Monday, June 18, 2007

Sermon for 3rd Sunday after Pentecost 17.6.07




3rd Sunday after Pentecost 17.6.07 Lost sheep

This parable of the lost sheep goes against our normal worldly thinking.

99 out of 100 is not bad. Any bishop would be glad to have 99% of his diocese working as it should,

but this parable is telling us, No, you cannot be happy if even one of your number is out in the cold.

This makes sense if we think of the Church in the same light as a family.

Suppose a family of say two parents and six children had to make a sudden exit because flood waters were coming.

You would not be happy if one of the children could not be found. Nobody would say: well, I have five out of six children in the car. Five out of six is not bad.

Of course, you would be frantically looking for the lost child.

We realize that the value of a person is not mathematical. There is something irreplaceable about each person.

We cannot simply interchange one person for another.

In practice, though, we do this all the time (when we do not know people very well). We talk of victims and survivors of an accident, but it is just numbers to us if we don’t know who the people are. We can manage to raise some sympathy for those suffering, but we do not feel the devastating loss that others closer to the scene would feel.

We care about only those we know.

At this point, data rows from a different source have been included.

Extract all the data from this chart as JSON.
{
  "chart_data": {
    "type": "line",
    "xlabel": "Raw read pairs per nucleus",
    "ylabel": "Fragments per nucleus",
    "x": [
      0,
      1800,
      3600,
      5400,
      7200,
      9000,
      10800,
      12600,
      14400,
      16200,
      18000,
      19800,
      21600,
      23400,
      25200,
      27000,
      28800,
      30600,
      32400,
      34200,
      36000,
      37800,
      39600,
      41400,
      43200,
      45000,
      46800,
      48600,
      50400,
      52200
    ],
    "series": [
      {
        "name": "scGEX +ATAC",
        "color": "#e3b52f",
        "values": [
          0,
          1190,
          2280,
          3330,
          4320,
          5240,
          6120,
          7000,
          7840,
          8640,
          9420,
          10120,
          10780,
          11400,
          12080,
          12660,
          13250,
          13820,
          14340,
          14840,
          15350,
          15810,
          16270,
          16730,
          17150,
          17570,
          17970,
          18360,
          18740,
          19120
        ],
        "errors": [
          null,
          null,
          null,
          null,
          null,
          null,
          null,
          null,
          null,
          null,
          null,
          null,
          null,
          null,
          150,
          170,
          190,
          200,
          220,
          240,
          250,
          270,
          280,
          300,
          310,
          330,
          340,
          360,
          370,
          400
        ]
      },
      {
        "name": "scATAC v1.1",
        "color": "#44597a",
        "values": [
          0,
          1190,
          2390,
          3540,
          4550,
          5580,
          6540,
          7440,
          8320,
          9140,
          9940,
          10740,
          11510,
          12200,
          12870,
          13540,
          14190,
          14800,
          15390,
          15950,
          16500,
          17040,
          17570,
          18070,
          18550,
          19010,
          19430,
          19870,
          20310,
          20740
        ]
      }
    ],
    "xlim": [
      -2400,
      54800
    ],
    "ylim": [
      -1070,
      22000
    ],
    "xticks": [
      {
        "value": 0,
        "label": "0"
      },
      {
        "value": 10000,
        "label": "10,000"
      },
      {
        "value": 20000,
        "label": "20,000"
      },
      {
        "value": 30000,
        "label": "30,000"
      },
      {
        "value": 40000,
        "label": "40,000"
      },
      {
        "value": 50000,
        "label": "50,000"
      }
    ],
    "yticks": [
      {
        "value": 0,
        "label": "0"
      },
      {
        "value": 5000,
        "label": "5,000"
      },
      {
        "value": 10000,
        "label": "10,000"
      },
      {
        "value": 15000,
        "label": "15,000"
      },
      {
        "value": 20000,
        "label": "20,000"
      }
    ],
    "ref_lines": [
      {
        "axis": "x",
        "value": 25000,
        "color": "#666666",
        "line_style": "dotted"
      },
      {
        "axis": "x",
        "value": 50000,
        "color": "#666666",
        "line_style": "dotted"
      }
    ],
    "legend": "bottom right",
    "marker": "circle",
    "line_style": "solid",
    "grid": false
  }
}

Well, by that logic, God knows everyone of His children, and therefore cares about each one.

This is why Our Lord could give this teaching. To Him every person is important. Just as (or more so) your children are important to you, or your best friends etc.

He knows and loves each person passionately. It is therefore imperative that He as Good Shepherd would set off in search of a lost sheep.

To the rest of us it is one out of a hundred, so who cares? To Him it is like one of your children missing from the car.

He wants to convey to us a sense of the importance of each person.

We have this in the pro-life movement. Society does not care about abortions because they are just faceless numbers.

God, who created the soul of each baby at conception has a very different view.

We can be pro-life, but still very impersonal in the way we can classify people, taking them in general, not allowing for particular exceptions.

This is especially important with regard to evildoers, to sinners.

We can dismiss people so easily, but the Good Shepherd is not so quick to write people off.

OK it is very hard to love some people, when they have caused so much harm, but we have to remember their unique identity.

God did not create them that way and He is trying to rescue them from whatever ditch they have fallen into.

He is trying to free them from Satan’s clutches.

We naturally want people to be saved from physical harm; we should want it all the more from spiritual harm.

In any case, once the lost sheep comes home, he will change and become likeable.

When St Paul was still Saul, the average Christian would not have liked him much, but afterwards they came to love him. So for any lost sheep of today.

So we need to love more, to have the Heart of Christ in us, the Sacred Heart that burns with love for each and every person, writing no one off, wanting to find and bring home.

If we do not want that much, or don’t care much, our hearts have become hard. We are lost sheep ourselves to that extent. We need forgiving for our hardness of heart, and an infusion of divine love to make us search out the lost. Who cares? Anyone who has the heart of Christ within.